DOĞAYI BOZKIRDA YAŞAMAK
Ferdi Akarsu - Konya
Geniş bozkırları, Tuz Gölü gibi çok sayıda sulak alanı ve bu alanlar arasında elmas gibi ışıldayan ormanlarıyla Konya doğaya kaçmak isteyenlerin
mutlaka gitmesi gereken yerlerden… Karapınar’daki Karacadağ, Beyşehir Gölü yolu üzerindeki Akyokuş Tabiat Parkı ve Konya Kent Ormanı hem bozkır hem de orman ekosistemlerini birlikte bulabileceğiniz noktalar. Bir film stüdyosundaymış hissiyle bu manzarayı izlerken tam ortasında meşe ağaçlarıyla bezenmiş bir dağ ve orman, sizi başka bir dünyaya götürüyor. Bu alanda meşe ormanlarını; bozkırda özgürce dolaşan gelengi gibi memeli hayvanları; nesli tehlike altında olan küçük akbaba gibi kuş türlerini ve sadece bu bölgede olan endemik bozkır bitkilerini görebilirsiniz.
KAMPA NASIL HAZIRLANILIR?
Erol Geygel, Kamptrek Doğa Sporları Grubu’nun rehberi
- Kamp bölgesini gitmeden önce araştırın. Kamp malzemeleriniz hava şartlarına uygun olmalı. Gideceğiniz yeri yakınlarınıza bildirin.

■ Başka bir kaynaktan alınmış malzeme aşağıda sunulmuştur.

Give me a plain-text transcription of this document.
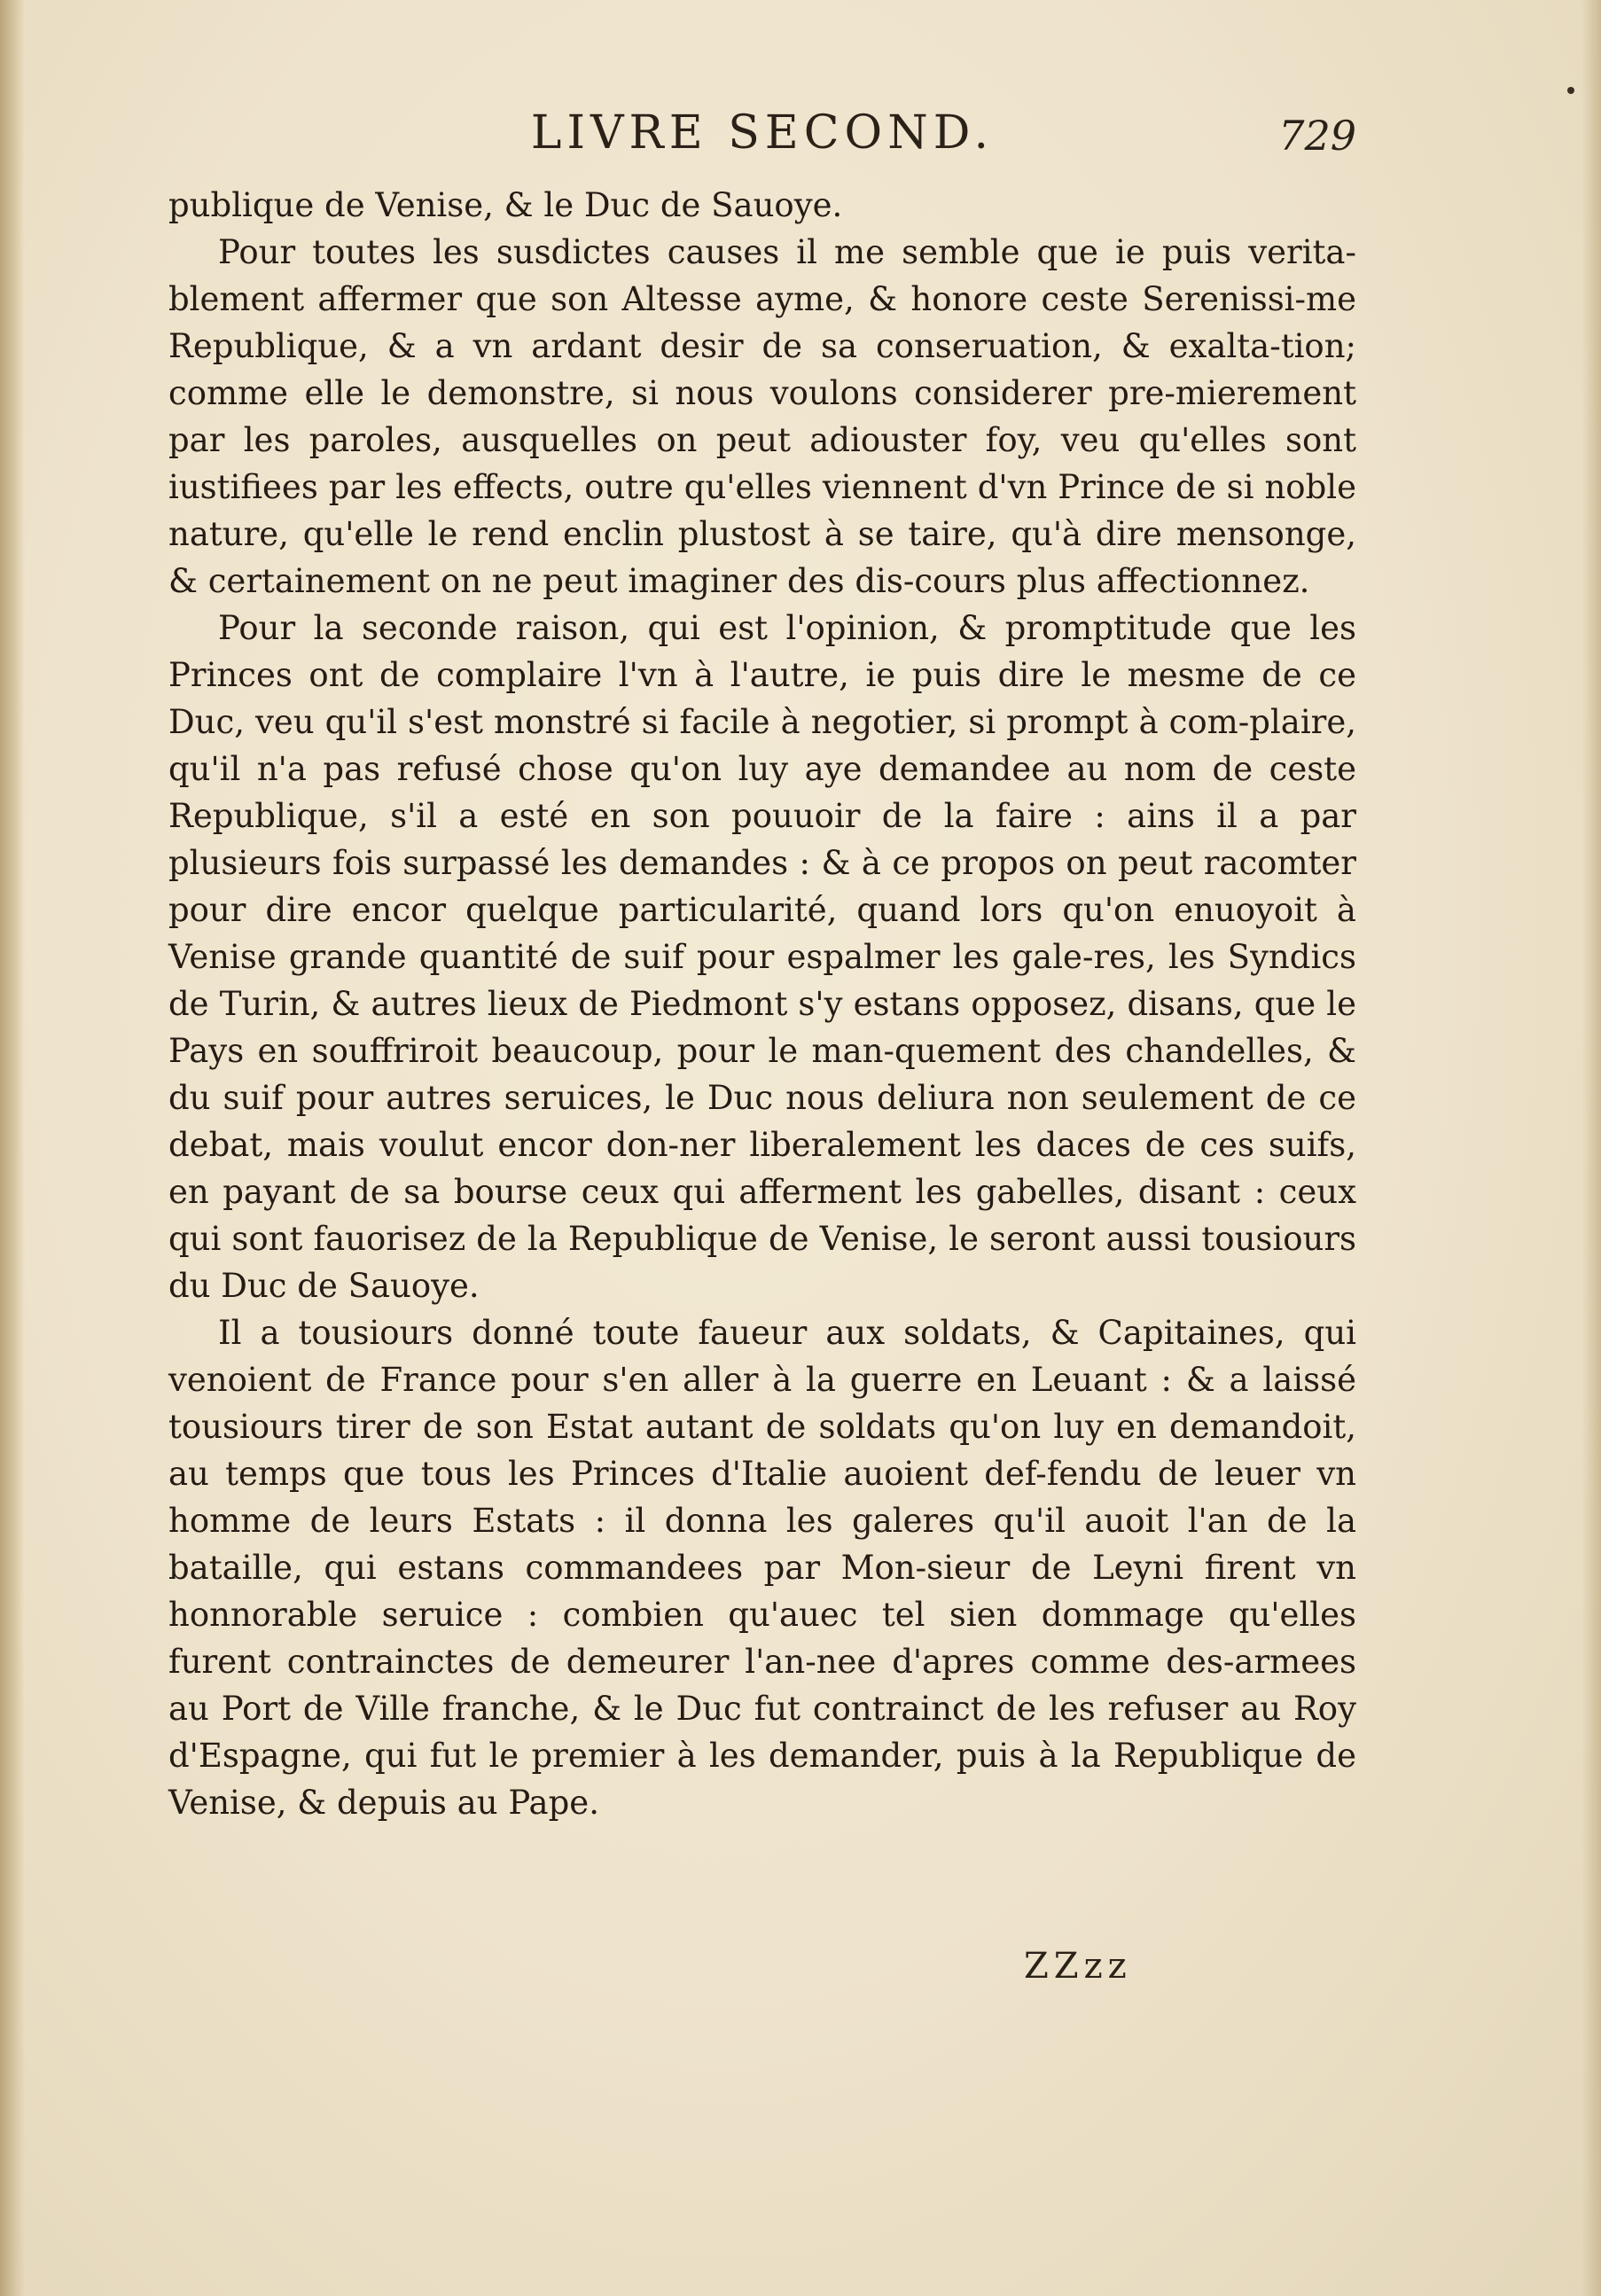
LIVRE SECOND.	729

publique de Venise, & le Duc de Sauoye.

Pour toutes les susdictes causes il me semble que ie puis verita-blement affermer que son Altesse ayme, & honore ceste Serenissi-me Republique, & a vn ardant desir de sa conseruation, & exalta-tion; comme elle le demonstre, si nous voulons considerer pre-mierement par les paroles, ausquelles on peut adiouster foy, veu qu'elles sont iustifiees par les effects, outre qu'elles viennent d'vn Prince de si noble nature, qu'elle le rend enclin plustost à se taire, qu'à dire mensonge, & certainement on ne peut imaginer des dis-cours plus affectionnez.

Pour la seconde raison, qui est l'opinion, & promptitude que les Princes ont de complaire l'vn à l'autre, ie puis dire le mesme de ce Duc, veu qu'il s'est monstré si facile à negotier, si prompt à com-plaire, qu'il n'a pas refusé chose qu'on luy aye demandee au nom de ceste Republique, s'il a esté en son pouuoir de la faire : ains il a par plusieurs fois surpassé les demandes : & à ce propos on peut racomter pour dire encor quelque particularité, quand lors qu'on enuoyoit à Venise grande quantité de suif pour espalmer les gale-res, les Syndics de Turin, & autres lieux de Piedmont s'y estans opposez, disans, que le Pays en souffriroit beaucoup, pour le man-quement des chandelles, & du suif pour autres seruices, le Duc nous deliura non seulement de ce debat, mais voulut encor don-ner liberalement les daces de ces suifs, en payant de sa bourse ceux qui afferment les gabelles, disant : ceux qui sont fauorisez de la Republique de Venise, le seront aussi tousiours du Duc de Sauoye.

Il a tousiours donné toute faueur aux soldats, & Capitaines, qui venoient de France pour s'en aller à la guerre en Leuant : & a laissé tousiours tirer de son Estat autant de soldats qu'on luy en demandoit, au temps que tous les Princes d'Italie auoient def-fendu de leuer vn homme de leurs Estats : il donna les galeres qu'il auoit l'an de la bataille, qui estans commandees par Mon-sieur de Leyni firent vn honnorable seruice : combien qu'auec tel sien dommage qu'elles furent contrainctes de demeurer l'an-nee d'apres comme des-armees au Port de Ville franche, & le Duc fut contrainct de les refuser au Roy d'Espagne, qui fut le premier à les demander, puis à la Republique de Venise, & depuis au Pape.

ZZzz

-Çadırınızı kampa gitmeden önce kurarak kontrol edin. Çadır ve uyku tulumunuzun hava şartlarına uygun olmasına dikkat edin.
- Yanınıza alacağınız temel malzemeler: Çadır, mat, uyku tulumu, kamp mutfağı malzemeleri, el feneri, çakmak, harita, çöp poşeti, mevsime uygun giysiler.
- Özel bir kampa gidiyorsanız hangi hizmetleri verdiklerini öğrenin.
NELERE DİKKAT ETMELİ?
Süleyman Şahin, Ulusal Kamp ve Karavan Federasyonu Üyesi
- Şöyle bir yanılgı var: Ateşsiz kamp olmaz. Aksine ateşle doğa bir arada olamaz. Özellikle yaz aylarında yerler, yapraklar kuruyken hiçbir şartta ateş yakılmamalı.
-Ses ve ışığın da bir kirlilik olduğu unutulmamalı. Doğal ortamda yüksek sesle dinlenen müzik yaban hayvanlarını korkutur, hatta yuvalarını terk etmelerine bile sebep olabilir.
- Kamp su yataklarına, yaban hayvanlarının su içme ve beslenme noktalarına yakın kurulmamalı.
- Kamp yaparken doğaya gıda maddesi de dahil hiçbir şey bırakılmamalı.
- Bırakılan bir gıda yaban hayvanlarının sindirim sistemine zarar verebilir.
- Doğadan hiçbir şey (dekoratif amaçlı kütükler, dallar vs.) alınmamalı.